Euthanasia
A sign promoting promoting assisted suicide is displayed at the Hemlock Society's annual meeting being held at the Bahia resort in San Diego, California, Jan. 10, 2003. Getty Images/Sandy Huffaker

It's been a year since a state law called “End Of Life Option,” legalizing euthanasia or assisted suicide by physician-prescribed life-ending drugs went into effect in June 2016. Since then, 504 terminally ill patients have come forward and opted for euthanasia.

The term “Euthanasia” refers to intentionally ending the life of a person suffering from an incurable and painful disease.

According to the Merriam-Webster dictionary, the term refers to “the act or practice of killing or permitting the death of hopelessly sick or injured individuals (such as persons or domestic animals) in a relatively painless way for reasons of mercy.”

Euthanasia
Veterinarian Wendy McCulloch draws an injection of sedative to put a dog to sleep ahead of a final euthanasia injection in New York City, May 9, 2012. Getty Images/John Moore

However, euthanasia is different from “assisted suicide” in the sense that while the former points essentially to end-of-life procedures performed by the doctor himself on a patient, which may include life-ending injections, while the latter is described as a lethal dose of drugs willingly purchased by the patient to end his own life, according to Patients Rights Council.

Read: What Is Euthanasia? Dutch Debate Assisted Suicide Law For Healthy People

The law, that went into effect in California, allows assisted suicide as opposed to euthanasia.

“While euthanasia remains illegal in all states, a growing number of states -- including California -- do allow physician-assisted suicide. In addition to California's Natural Death Act, which allows the removal from life-support procedures or devices, the state's End of Life Option Act permits certain terminally ill patients to request lethal drugs which they administer on their own time,” ​Find Law states.

The positive statistics obtained so far represents the number of patients who got in touch with the Compassion & Choices, an advocacy group that provides information regarding the law as well as directs people to places where they can find the needed prescriptions.

“We won’t have the full picture until the state releases its data about how many people have utilized the law, but we have enough evidence to show it is working remarkably well in a state with 10 times Oregon’s population,” said Matt Whitaker, the group’s California director, New York Daily News reported.

“The personal stories of the people who have utilized the law show it has provided them comfort and relief from intolerable suffering, just as the state Legislature intended it to do,” he added.

Life-ending drugs
Life-ending drugs are legal in California. In this picture, taken in Brussels, shows a 'euthanasia kit' available in the 250 Belgian Multipharma's chemist shops for the general practitioners who want to practice euthanasia at the patients' homes, April 18, 2005. Getty Images/Etienne Ansotte

About 204 people received such prescriptions in Oregon, last year, a state which had adopted the law back in 1997. 133 people of those who received the prescription, took the drugs and died peacefully. Most of those who opted for the drugs were terminally ill cancer patients.
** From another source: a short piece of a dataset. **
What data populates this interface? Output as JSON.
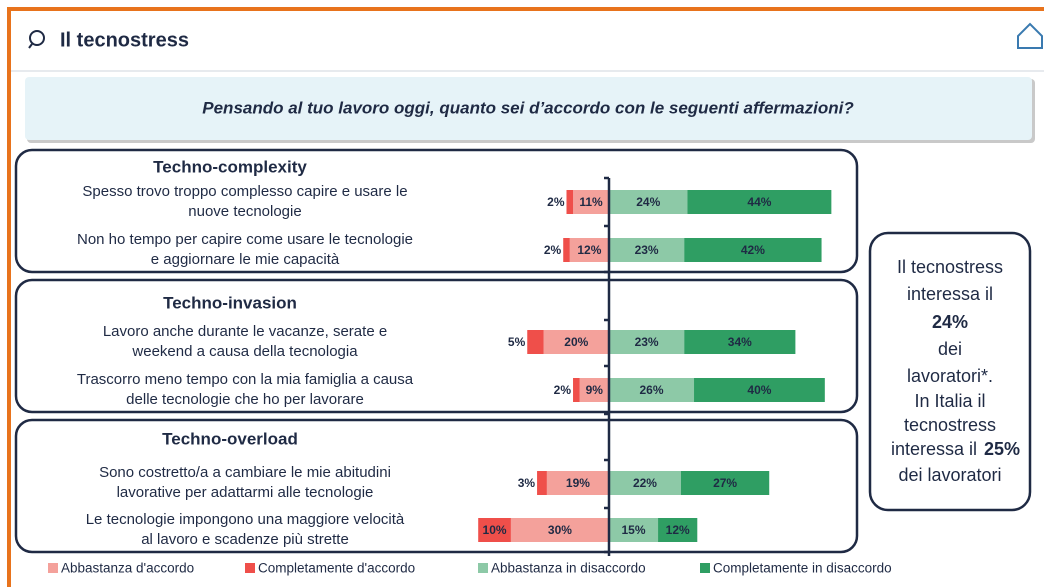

Based on how well people react to the law in California, a nation-wide implementation of the "End Of Life Option" could be possible in the near future, a report stated.

Since medical care system has yet to evolve to the point where terminally ill patients can be given painless deaths, an increasing number of Californians are looking at the “End Of Life Option” as the only alternative to euthanatizing themselves.

In addition to California and Oregon, physician-assisted suicides are also legal in Colorado, Montana, Vermont, Washington and Washington, D.C.